Papa Labs

The afternoon all inbound email vanished: two hours stuck at the gateway's 'Accepted' state

From 2 p.m., the whole company stopped receiving external email. Senders got no bounces (so the mail was being “taken”), yet M365 mailboxes stayed empty.

Locating the hop

Our inbound path: external → Sophos cloud email gateway (filtering) → M365. The gateway’s message logs answered instantly:

Timeline: mail stuck at Accepted for two hours, phone escalation, recovery, then the RCA demand

The two-hour incident in one view: stuck, escalated, recovered, held to account

Every inbound message between 14:00–16:00 sat in Accepted state — the gateway had taken the mail and then neither delivered to M365 nor retried. Just… held it.

That state is highly informative: the problem isn’t our M365 (mail never got there), isn’t DNS/MX (external delivery succeeded) — it’s the gateway’s own delivery queue.

You can’t fix SaaS — but you can do these four things

  1. Phone, don’t just ticket. The hotline’s answer: development and technical teams already on it — and the official status page had nothing posted yet. Which confirms an important truth: status pages trail real outages; never build your monitoring on them;
  2. Tell the business: “external mail is delayed, not lost” — cuts duplicate reports and panic;
  3. Preserve evidence: screenshots of the message log full of Accepted rows with timestamps — raw material for the post-incident accounting;
  4. Demand a written RFO/RCA after recovery. Our email spelled out three requirements:
  • Root Cause: a technical explanation of why inbound mail was stuck in “Accepted” and failing to return to our M365 tenant;
  • Timeline: exact start and end of the degradation;
  • Remediation: the steps taken to clear the queue and restore mailflow.

Plus one sentence — “I need to present this explanation to our management team” — which does wonders for a vendor’s prioritization.

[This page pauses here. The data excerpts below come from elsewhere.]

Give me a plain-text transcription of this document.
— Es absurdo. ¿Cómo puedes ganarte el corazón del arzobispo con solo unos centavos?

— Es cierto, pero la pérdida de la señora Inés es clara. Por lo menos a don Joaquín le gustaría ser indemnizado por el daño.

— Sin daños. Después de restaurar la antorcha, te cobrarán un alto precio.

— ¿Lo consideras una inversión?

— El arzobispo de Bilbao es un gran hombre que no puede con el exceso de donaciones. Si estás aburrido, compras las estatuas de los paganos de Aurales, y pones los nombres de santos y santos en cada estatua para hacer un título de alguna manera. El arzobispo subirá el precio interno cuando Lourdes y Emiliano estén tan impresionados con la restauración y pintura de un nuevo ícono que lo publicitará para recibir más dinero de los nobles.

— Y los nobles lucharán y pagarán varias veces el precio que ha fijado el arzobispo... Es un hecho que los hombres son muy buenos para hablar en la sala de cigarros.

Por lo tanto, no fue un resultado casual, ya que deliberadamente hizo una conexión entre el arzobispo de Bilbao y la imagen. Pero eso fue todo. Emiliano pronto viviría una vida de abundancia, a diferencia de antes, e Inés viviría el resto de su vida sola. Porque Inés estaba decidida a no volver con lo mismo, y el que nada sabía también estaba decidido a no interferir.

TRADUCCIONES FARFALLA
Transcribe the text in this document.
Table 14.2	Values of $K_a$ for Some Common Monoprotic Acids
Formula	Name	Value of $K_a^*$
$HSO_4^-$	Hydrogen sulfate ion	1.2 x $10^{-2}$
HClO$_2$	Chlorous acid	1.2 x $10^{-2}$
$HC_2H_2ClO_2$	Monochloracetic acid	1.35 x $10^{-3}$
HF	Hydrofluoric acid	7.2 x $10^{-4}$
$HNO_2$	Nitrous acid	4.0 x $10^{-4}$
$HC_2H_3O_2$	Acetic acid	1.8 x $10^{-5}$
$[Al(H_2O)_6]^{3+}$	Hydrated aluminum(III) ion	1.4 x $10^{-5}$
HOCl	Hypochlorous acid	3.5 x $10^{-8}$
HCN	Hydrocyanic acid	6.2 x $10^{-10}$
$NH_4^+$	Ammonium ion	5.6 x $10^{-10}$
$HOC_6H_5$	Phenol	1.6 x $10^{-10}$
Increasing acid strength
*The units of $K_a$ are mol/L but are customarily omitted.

Around 16:00 the queue drained and the backlog delivered. Nothing lost.

Lessons

  1. The email gateway is a single point of failure: when it stalls, the entire company’s inbound mail sits in its belly. Accept that when adopting cloud filtering — and bookmark the gateway’s message-log page now;
  2. “Accepted but not delivered” is a precise diagnostic state — learn your gateway’s message state machine and you can fix the responsibility boundary within five minutes of an incident;
  3. SaaS incident response = communication skills: escalation, internal notice, evidence, RCA collection. The RCA isn’t bureaucracy — it’s the only hard input for deciding whether this vendor keeps your mail flow.